İkameti ayakta getirmek sünnettir. İkamete başladıktan sonra nafile namaz kılmak mekruhtur. Eğer nafiledeyken kamete başlanır­sa cemaatin fevt olmasından korku olmazsa nafile namazını tamam­layacaktır. Şayet korku olursa cemaate yetişmek için nafileyi iptal ederek imama tabi olacaktır.

Hareket halinde bulunan tren, otobüs, taksi gibi vasıtalar için­de veya deve gibi bir hayvanın üzerinde ezan okunması mekruh de­ğildir. Eğer müezzin ezanı Farsça okursa, sadece kendi nefsi için okursa ve aynı zamanda da Arapçayı da bilmiyorsa caizdir. Şayet Arapçayı bilse kendi nefsi için Farsça okusa caiz değildir. Şayet mü­ezzin Arapçadan başka bir lisan ile ezan okusa, isterse Arapça bilsin veya bilmesin okuduğu ezan sahih değildir. [155]

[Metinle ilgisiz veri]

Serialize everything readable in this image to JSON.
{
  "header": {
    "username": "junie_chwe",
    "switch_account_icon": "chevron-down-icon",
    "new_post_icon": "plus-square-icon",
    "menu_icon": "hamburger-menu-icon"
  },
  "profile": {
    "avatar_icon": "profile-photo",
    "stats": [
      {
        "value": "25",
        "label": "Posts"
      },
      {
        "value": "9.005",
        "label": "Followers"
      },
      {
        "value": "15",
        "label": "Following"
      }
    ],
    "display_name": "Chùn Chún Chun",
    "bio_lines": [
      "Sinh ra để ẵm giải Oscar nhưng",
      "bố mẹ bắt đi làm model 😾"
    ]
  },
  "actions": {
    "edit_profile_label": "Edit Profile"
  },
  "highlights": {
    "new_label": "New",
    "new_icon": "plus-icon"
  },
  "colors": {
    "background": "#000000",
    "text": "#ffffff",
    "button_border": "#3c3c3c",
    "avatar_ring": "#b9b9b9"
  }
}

Ezanda "Hayyalessalah" derken başı sağa, "Hayyalelfelah" der­ken sola çevirmek iyi ve güzeldir. Zira yalnız başını (göğsünü değil} sağa-sola çevirmenin manası sesin etrafa duyurulmasıdır. Başka bir şey için değildir. Yoksa Hz Bilal ezan okurken kafirler taş attıkları i-çin yüzünü sağa-sola çevirmişte o nedenle böyle yapılır diye bir şey yoktur. Zira ezan Mekke'de sünnet olmamıştır. Medine'de sünnet olmuştur ve öyle bir olay vaki olmamıştır. Öyle şeylere inanmamak gerekir.

Hz Peygamber (sav) namazın vakti geldikten sonra bazen geç bazen de erken kılardı. Ashabı güzinin bazısı cemaate yetişmek için erkenden geliyorlardı. Bazıları da namaz nasıl olsa geç kılınır diye geç geliyorlardı. Namaza yetişemeyince çok üzülüyorlardı. Resulü Ekrem ashabı ile müşavere etti. Bazıları namazı haber vermek için çan çalınsın, bazılarıda ateş yakılsın, bazılarıda borazan çalınsın de­diler. Fakat Resulullah (sav) birincisi hristiyan, ikincisi mecusi ve üçüncüsü de yahudi adeti olduğundan reddetti. Bayrak dikme fikri­ni de kabul etmedi.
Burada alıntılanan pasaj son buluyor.